Entre as decisões fundamentais que ainda estão pendentes está a da alíquota geral do IVA dual sobre o consumo e a escolha dos setores da atividade econômica que serão contemplados com uma isenção parcial de 60% sobre a alíquota geral. Provavelmente mais importante para as famílias vulneráveis é a isenção total do IVA sobre produtos de uma cesta básica de alimentos, que será definida através de lei complementar. A definição dos produtos que farão parte da referida cesta é uma etapa central da reforma e uma parte-chave de seu potencial impacto na desigualdade do país. Aqui podemos recorrer aos dados para informar essa decisão crucial.

Deputados e senadores reunido em gabinete, em pé, com Lira e Pacheco segurando um livro com o texto da PEC
Arthur Lira entrega a Rodrigo Pacheco o texto de PEC que simplifica o sistema tributário - Jonas Pereira/Agência Senado

Um trabalho do Banco Mundial que será publicado em breve compara diferentes cenários de implementação da reforma e chega a três conclusões principais.

Primeiro, a redução do IVA padrão nos setores de educação e saúde leva a uma redução da regressividade dos impostos indiretos, sendo que esses setores representam uma parte significativa do consumo das famílias de baixa renda.

Segundo, a isenção da cesta básica teria um impacto ainda maior na redução da regressividade do sistema baseado no IVA.

Terceiro, se somente alguns itens da cesta básica fossem isentos do IVA e um mecanismo de cashback fosse aplicado para beneficiar as famílias registradas no Cadastro Único, o sistema poderia ter a mesma arrecadação que no cenário anterior, mas o impacto na redução da desigualdade seria ainda maior.

A ideia de cashback já está prevista na atual proposta em tramitação. No nosso estudo, simulamos um cashback que em vez de isentar todos os produtos da cesta básica, que são consumidos pela ampla maioria da população, estabelece a alíquota plena do IVA sobre tais itens –por exemplo aqueles que são principalmente consumidos pelos mais ricos– e com a receita tributária advinda da não isenção devolve parte do valor pago em impostos sobre o consumo para os mais pobres. Dessa forma, o cashback poderia ter um efeito muito maior sobre o aumento da progressividade do sistema fiscal brasileiro do que a isenção total de itens de uma cesta básica. Além disso, os resultados se mantêm mesmo quando se considera diferentes alíquotas gerais para o IVA.

Mulher com criança no colo e cesta básica durante a pandemia - Getty Images

A aprovação da reforma tributária depois de 30 anos de tramitação no Congresso é uma importante conquista para o país. O modelo proposto aproxima o Brasil do melhor padrão internacional de tributação sobre o consumo, adotado em diversos países e tido como um instrumento para aumentar a eficiência da economia doméstica. Fazer uso de evidências para informar o debate e a definição dos temas que ainda precisam de decisão será crucial para que a reforma entregue seu potencial de redução de desigualdades.
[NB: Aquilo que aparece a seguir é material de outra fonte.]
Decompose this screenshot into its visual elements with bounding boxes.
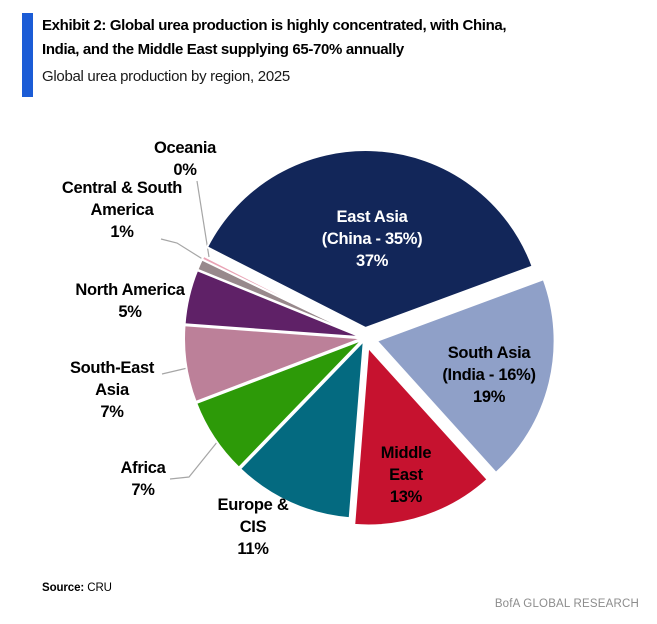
brand-footer: BofA GLOBAL RESEARCH xyxy=(494,598,639,610)
source-line: Source: CRU xyxy=(42,582,112,594)
chart-subtitle: Global urea production by region, 2025 xyxy=(42,68,290,85)
exhibit-title-line-2: India, and the Middle East supplying 65-… xyxy=(42,41,404,58)
source-label: Source: xyxy=(42,582,85,594)
pie-slice-middle-east xyxy=(353,346,489,527)
header-text: Exhibit 2: Global urea production is hig… xyxy=(42,13,507,97)
pie-slices xyxy=(183,149,556,527)
leader-line-africa xyxy=(169,440,219,480)
pie-slice-europe-cis xyxy=(239,339,365,520)
leader-line-oceania xyxy=(196,180,210,258)
pie-slice-south-asia xyxy=(375,278,556,474)
exhibit-header: Exhibit 2: Global urea production is hig… xyxy=(22,13,507,97)
accent-bar xyxy=(22,13,33,97)
pie-slice-oceania xyxy=(201,254,364,338)
source-value: CRU xyxy=(87,582,112,594)
pie-slice-south-east-asia xyxy=(183,324,363,403)
pie-slice-africa xyxy=(195,338,364,469)
exhibit-title-line-1: Exhibit 2: Global urea production is hig… xyxy=(42,17,507,34)
pie-slice-east-asia xyxy=(206,149,534,329)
Favorecer a realização de estudos técnicos com o intuito de contribuir para o ajuste fino da regulamentação e de mecanismos como o cashback parece uma escolha promissora para mitigar o lobby de grupos de interesse e, assim, caminhar em direção a uma reforma que torne o sistema fiscal mais justo e eficiente.

Esta coluna foi escrita em colaboração com meus colegas do Banco Mundial Gabriel Lara Ibarra, economista sênior, e Otavio Conceição, consultor.